Are you still up for number six? The Faux Humble Brag. Narcissists often try to come off as modest while secretly fishing for praise. When Carmen says, “Carmen doesn’t want attention,” but somehow Carmen always ends up in the spotlight, she’s ensuring that all eyes are on her, even though she pretends it’s by accident. Psychologist Dr. Craig Malin explains that this is a classic tactic to manipulate others into admiring them without seeming like they’re asking for it. It’s a clever little mind game—making a big deal of not wanting attention while still making sure you’re the one everyone’s watching. By doing this, narcissists create an illusion of humility, which makes others more likely to give them the praise they’re really craving. They’ve mastered the art of getting what they want without ever having to directly ask for it—it’s like fishing for compliments without casting a line.
Let’s keep it moving to number seven: the Emotional Outsourcing. When Michael says, “Michael doesn’t feel anger; Michael feels betrayal,” what he’s really doing is deflecting all responsibility for his emotions onto others.
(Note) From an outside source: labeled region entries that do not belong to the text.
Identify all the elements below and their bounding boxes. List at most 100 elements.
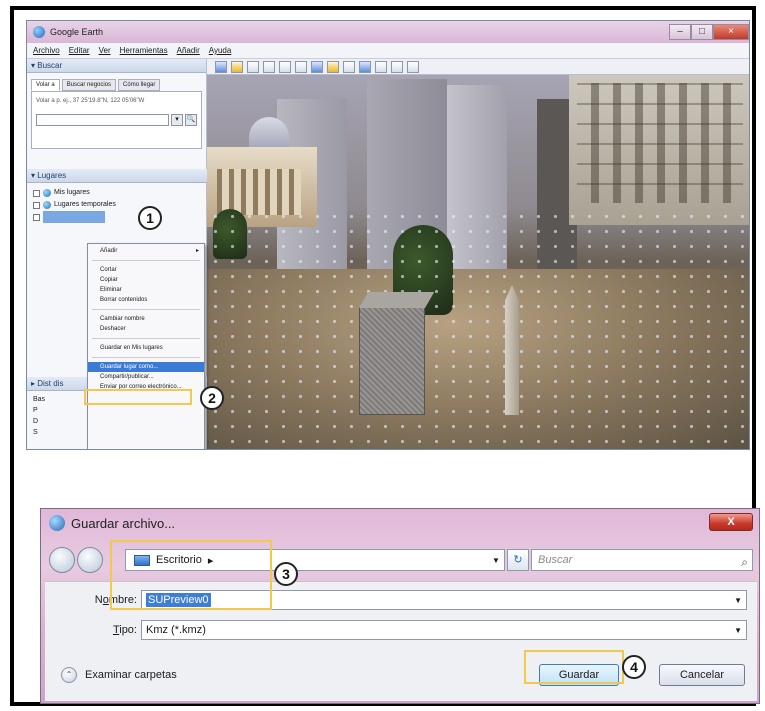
menu-item-deshacer[interactable]: Deshacer — [88, 324, 204, 334]
record-tour-icon[interactable] — [295, 60, 307, 73]
tab-como-llegar[interactable]: Cómo llegar — [118, 79, 161, 91]
menu-item-borrar-contenidos[interactable]: Borrar contenidos — [88, 295, 204, 305]
minimize-button[interactable]: – — [669, 24, 691, 40]
browse-folders-label[interactable]: Examinar carpetas — [85, 669, 177, 681]
google-earth-logo-icon — [33, 26, 45, 38]
save-file-dialog: Guardar archivo... X Escritorio ▸ ▼ ↻ Bu… — [40, 508, 760, 704]
google-earth-window: Google Earth – □ × Archivo Editar Ver He… — [26, 20, 750, 450]
dialog-title-bar: Guardar archivo... — [41, 509, 759, 537]
search-tabs: Volar a Buscar negocios Cómo llegar — [27, 73, 206, 91]
chevron-down-icon[interactable]: ▼ — [734, 596, 742, 605]
tree-item-lugares-temporales[interactable]: Lugares temporales — [33, 199, 201, 211]
sun-icon[interactable] — [327, 60, 339, 73]
places-panel-header[interactable]: ▾ Lugares — [27, 169, 207, 183]
google-maps-icon[interactable] — [407, 60, 419, 73]
checkbox-icon[interactable] — [33, 213, 40, 221]
chevron-down-icon[interactable]: ▼ — [488, 556, 504, 565]
cancel-button[interactable]: Cancelar — [659, 664, 745, 686]
menu-item-cortar[interactable]: Cortar — [88, 265, 204, 275]
browse-folders-toggle[interactable]: ⌃ Examinar carpetas — [61, 667, 177, 683]
planets-icon[interactable] — [343, 60, 355, 73]
checkbox-icon[interactable] — [33, 189, 40, 197]
tab-buscar-negocios[interactable]: Buscar negocios — [61, 79, 117, 91]
obelisk — [505, 285, 519, 415]
selected-place[interactable] — [43, 211, 105, 223]
menu-item-guardar-lugar-como[interactable]: Guardar lugar como... — [88, 362, 204, 372]
search-icon: ⌕ — [741, 555, 748, 569]
fly-to-box: Volar a p. ej., 37 25'19.8"N, 122 05'06"… — [31, 91, 202, 149]
menu-item-copiar[interactable]: Copiar — [88, 275, 204, 285]
address-path[interactable]: Escritorio — [156, 554, 202, 566]
folder-icon — [43, 201, 51, 209]
ge-title-bar: Google Earth – □ × — [27, 21, 749, 43]
email-icon[interactable] — [375, 60, 387, 73]
filetype-select[interactable]: Kmz (*.kmz) ▼ — [141, 620, 747, 640]
menu-separator — [92, 309, 200, 310]
menu-herramientas[interactable]: Herramientas — [120, 46, 168, 55]
menu-item-enviar-correo[interactable]: Enviar por correo electrónico... — [88, 382, 204, 392]
menu-separator — [92, 357, 200, 358]
submenu-arrow-icon: ▸ — [195, 248, 199, 254]
dialog-close-button[interactable]: X — [709, 513, 753, 531]
fly-to-hint: Volar a p. ej., 37 25'19.8"N, 122 05'06"… — [36, 98, 145, 104]
building — [569, 65, 749, 225]
placemark-icon[interactable] — [231, 60, 243, 73]
screenshot-frame: Google Earth – □ × Archivo Editar Ver He… — [10, 6, 760, 706]
fly-to-search-button[interactable]: 🔍 — [185, 114, 197, 126]
menu-item-compartir-publicar[interactable]: Compartir/publicar... — [88, 372, 204, 382]
print-icon[interactable] — [391, 60, 403, 73]
menu-editar[interactable]: Editar — [69, 46, 90, 55]
menu-anadir[interactable]: Añadir — [177, 46, 200, 55]
filename-field[interactable]: SUPreview0 ▼ — [141, 590, 747, 610]
google-earth-logo-icon — [49, 515, 65, 531]
filetype-row: Tipo: Kmz (*.kmz) ▼ — [45, 620, 747, 640]
tree-item-selected[interactable] — [33, 211, 201, 223]
hide-sidebar-icon[interactable] — [215, 60, 227, 73]
search-input[interactable]: Buscar ⌕ — [531, 549, 753, 571]
menu-ver[interactable]: Ver — [99, 46, 111, 55]
dialog-footer: ⌃ Examinar carpetas Guardar Cancelar — [45, 653, 757, 701]
polygon-icon[interactable] — [247, 60, 259, 73]
context-menu: Añadir ▸ Cortar Copiar Eliminar Borrar co… — [87, 243, 205, 449]
save-form: Nombre: SUPreview0 ▼ Tipo: Kmz (*.kmz) ▼ — [45, 581, 757, 653]
breadcrumb-arrow-icon[interactable]: ▸ — [208, 554, 214, 567]
callout-badge-4: 4 — [622, 655, 646, 679]
menu-archivo[interactable]: Archivo — [33, 46, 60, 55]
tree-item-mis-lugares[interactable]: Mis lugares — [33, 187, 201, 199]
fly-to-input[interactable] — [36, 114, 169, 126]
save-button[interactable]: Guardar — [539, 664, 619, 686]
ge-window-title: Google Earth — [50, 27, 104, 37]
forward-arrow-icon[interactable] — [77, 547, 103, 573]
callout-badge-2: 2 — [200, 386, 224, 410]
menu-item-eliminar[interactable]: Eliminar — [88, 285, 204, 295]
ge-close-button[interactable]: × — [713, 24, 749, 40]
fly-to-dropdown[interactable]: ▾ — [171, 114, 183, 126]
chevron-down-icon[interactable]: ▼ — [734, 626, 742, 635]
address-bar[interactable]: Escritorio ▸ ▼ — [125, 549, 505, 571]
menu-item-cambiar-nombre[interactable]: Cambiar nombre — [88, 314, 204, 324]
path-icon[interactable] — [263, 60, 275, 73]
historical-imagery-icon[interactable] — [311, 60, 323, 73]
expand-icon[interactable]: ⌃ — [61, 667, 77, 683]
earth-3d-view[interactable] — [207, 59, 749, 449]
desktop-icon — [134, 554, 150, 566]
ge-menu-bar: Archivo Editar Ver Herramientas Añadir A… — [27, 43, 749, 59]
filename-value[interactable]: SUPreview0 — [146, 593, 211, 607]
refresh-icon[interactable]: ↻ — [507, 549, 529, 571]
menu-item-anadir[interactable]: Añadir ▸ — [88, 246, 204, 256]
checkbox-icon[interactable] — [33, 201, 40, 209]
back-arrow-icon[interactable] — [49, 547, 75, 573]
callout-badge-3: 3 — [274, 562, 298, 586]
menu-ayuda[interactable]: Ayuda — [209, 46, 232, 55]
globe-icon — [43, 189, 51, 197]
model-cube — [359, 307, 425, 415]
image-overlay-icon[interactable] — [279, 60, 291, 73]
menu-item-guardar-mis-lugares[interactable]: Guardar en Mis lugares — [88, 343, 204, 353]
ge-window-buttons: – □ × — [669, 24, 749, 40]
search-panel-header[interactable]: ▾ Buscar — [27, 59, 206, 73]
tab-volar-a[interactable]: Volar a — [31, 79, 60, 91]
ge-toolbar — [207, 59, 749, 75]
maximize-button[interactable]: □ — [691, 24, 713, 40]
ruler-icon[interactable] — [359, 60, 371, 73]
filename-row: Nombre: SUPreview0 ▼ — [45, 590, 747, 610]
Instead of owning his anger or frustrations, he’s shifting the blame to you, making it about how you made him feel rather than acknowledging his own role in the situation. Dr. Wendy Bahari, a clinical psychologist and expert on narcissistic personality disorder, calls this emotional outsourcing because it allows the narcissist to avoid taking ownership of their feelings and instead offload them onto others. It’s like playing a game where the narcissist always gets to be the victim, and you’re stuck holding the emotional baggage.
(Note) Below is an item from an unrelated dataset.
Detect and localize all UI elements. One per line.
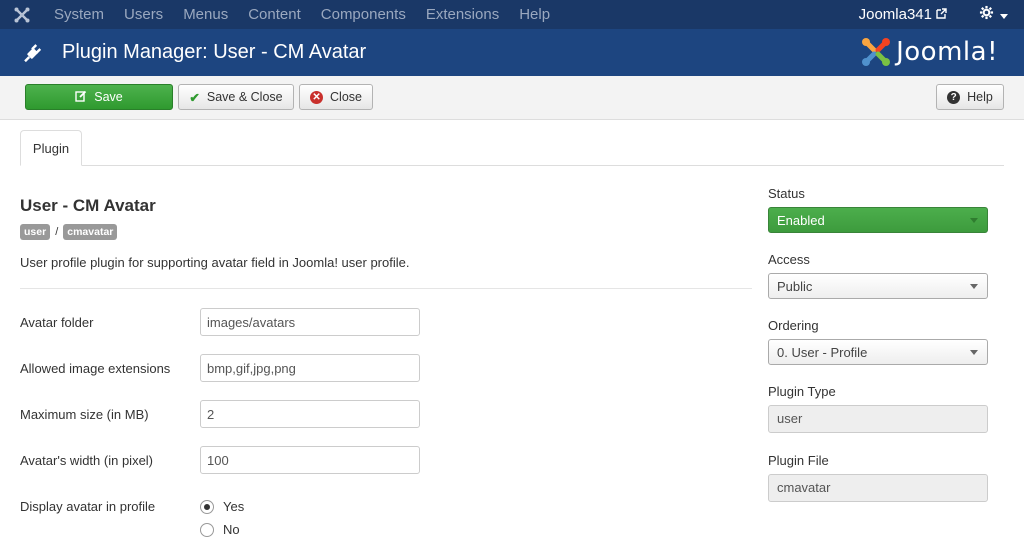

Here comes number eight: the Delusional Life Coach Vibe. Have you ever met someone who sounds like a walking TED Talk about themselves? When a narcissist starts talking in the third person as if they’re some enlightened guru mentoring the world, but the world is actually just you trying not to cringe, they’ll say things like, “When Jessica faces adversity, Jessica rises,” turning everyday struggles into motivational monologues as if they’re starring in a self-help documentary no one asked for. It’s not inspiration; it’s self-worship disguised as wisdom. Dr. Ramani Durvasula, in her book Don’t You Know Who I Am?, says that narcissists often craft a false self that’s built to impress, not connect. This third-person life coach is just a performance; they’re not trying to help you grow; they’re trying to prove they’ve already arrived. Meanwhile, you’re sitting there wondering when the seminar ends and the real person shows up.